Open Access Policy

Open access, as opposed to subscription access, is simply awesome!

Anybody with an internet connection can freely access knowledge and build upon it to make the world a better place. Moreover, authors have a better chance to have their papers read and cited across their global community.

Amongst the various definitions of open access out there, we like the one from the Budapest Open Access Initiative (BOAI) as well as the one from SPARC:

“By open access to [peer-reviewed research literature], we mean its free availability on the public internet, permitting any users to read, download, copy, distribute, print, search, or link to the full texts of these articles, crawl them for indexing, pass them as data to software, or use them for any other lawful purpose, without financial, legal, or technical barriers other than those inseparable from gaining access to the internet itself. The only constraint on reproduction and distribution, and the only role for copyright in this domain, should be to give authors control over the integrity of their work and the right to be properly acknowledged and cited” (BOAI).

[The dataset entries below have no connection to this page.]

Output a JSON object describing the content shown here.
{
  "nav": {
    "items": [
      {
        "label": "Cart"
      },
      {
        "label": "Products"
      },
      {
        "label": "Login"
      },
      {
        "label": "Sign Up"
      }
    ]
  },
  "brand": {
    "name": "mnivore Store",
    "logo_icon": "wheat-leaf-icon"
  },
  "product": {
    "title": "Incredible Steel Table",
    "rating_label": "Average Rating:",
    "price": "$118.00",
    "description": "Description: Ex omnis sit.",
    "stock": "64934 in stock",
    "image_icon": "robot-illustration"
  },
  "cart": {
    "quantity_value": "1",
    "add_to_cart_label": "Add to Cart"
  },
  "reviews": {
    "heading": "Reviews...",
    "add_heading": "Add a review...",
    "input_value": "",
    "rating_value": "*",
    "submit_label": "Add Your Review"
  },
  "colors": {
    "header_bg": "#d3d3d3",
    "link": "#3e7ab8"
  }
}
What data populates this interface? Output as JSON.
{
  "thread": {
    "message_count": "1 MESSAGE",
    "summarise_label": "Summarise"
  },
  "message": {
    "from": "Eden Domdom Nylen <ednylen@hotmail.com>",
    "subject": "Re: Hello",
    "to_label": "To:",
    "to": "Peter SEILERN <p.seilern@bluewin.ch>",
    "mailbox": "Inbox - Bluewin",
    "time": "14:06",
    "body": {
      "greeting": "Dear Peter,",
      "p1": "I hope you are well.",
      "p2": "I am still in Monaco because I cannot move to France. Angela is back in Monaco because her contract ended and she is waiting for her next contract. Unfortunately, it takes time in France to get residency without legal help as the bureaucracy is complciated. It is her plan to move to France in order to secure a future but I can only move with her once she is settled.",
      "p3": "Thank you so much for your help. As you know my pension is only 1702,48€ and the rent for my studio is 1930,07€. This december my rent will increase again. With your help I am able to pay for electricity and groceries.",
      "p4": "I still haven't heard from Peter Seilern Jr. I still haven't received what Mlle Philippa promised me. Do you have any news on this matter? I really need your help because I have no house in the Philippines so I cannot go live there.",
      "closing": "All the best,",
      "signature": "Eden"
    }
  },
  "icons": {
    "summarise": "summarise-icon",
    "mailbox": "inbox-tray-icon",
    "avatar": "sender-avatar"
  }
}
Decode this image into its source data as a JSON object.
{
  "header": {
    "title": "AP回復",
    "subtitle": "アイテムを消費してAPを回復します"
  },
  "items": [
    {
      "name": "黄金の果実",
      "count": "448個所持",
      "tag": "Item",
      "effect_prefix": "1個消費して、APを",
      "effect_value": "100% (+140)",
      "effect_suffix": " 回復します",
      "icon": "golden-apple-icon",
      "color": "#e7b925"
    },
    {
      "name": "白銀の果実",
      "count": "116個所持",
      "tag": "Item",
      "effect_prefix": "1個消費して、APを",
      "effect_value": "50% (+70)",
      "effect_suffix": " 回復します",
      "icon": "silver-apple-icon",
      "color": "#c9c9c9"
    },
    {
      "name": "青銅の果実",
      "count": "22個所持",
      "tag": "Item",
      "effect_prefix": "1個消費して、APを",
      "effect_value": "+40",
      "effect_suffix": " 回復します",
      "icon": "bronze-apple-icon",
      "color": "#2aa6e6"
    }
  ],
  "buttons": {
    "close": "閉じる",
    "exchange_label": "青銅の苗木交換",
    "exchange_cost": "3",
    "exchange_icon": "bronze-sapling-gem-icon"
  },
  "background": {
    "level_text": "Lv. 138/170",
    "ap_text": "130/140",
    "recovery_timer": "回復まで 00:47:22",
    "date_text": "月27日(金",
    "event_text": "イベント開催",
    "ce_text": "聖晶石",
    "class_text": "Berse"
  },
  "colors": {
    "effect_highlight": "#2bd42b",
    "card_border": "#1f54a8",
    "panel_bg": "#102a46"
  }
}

“Open Access is the free, immediate, online availability of research articles coupled with the rights to use these articles fully in the digital environment. Open Access ensures that anyone can access and use these results – to turn ideas into industries and breakthroughs into better lives” (SPARC).

Open access is, in essence, about accessing materials costlessly, but equally important, it is also about the reuse of such materials, gratis and libre open access, respectively.

Gratis relates to the access of the published article in such a manner that readers can access publications without any financial or technical barriers other than the ones inherent while gaining access to the internet itself. Libre, on the other hand, relates to the idea of being allowed to reuse, modify, and build upon the research, and this without any legal barrier.

The BOAI and SPARC recommendations on the licensing process is to adopt the Creative Commons CC BY licence as the optimal one for the publication, distribution, use, and reuse of scholarly work. As such, we apply a CC-BY licence by default (although not mandatory) to all our publications, see our Licence policy section for further information.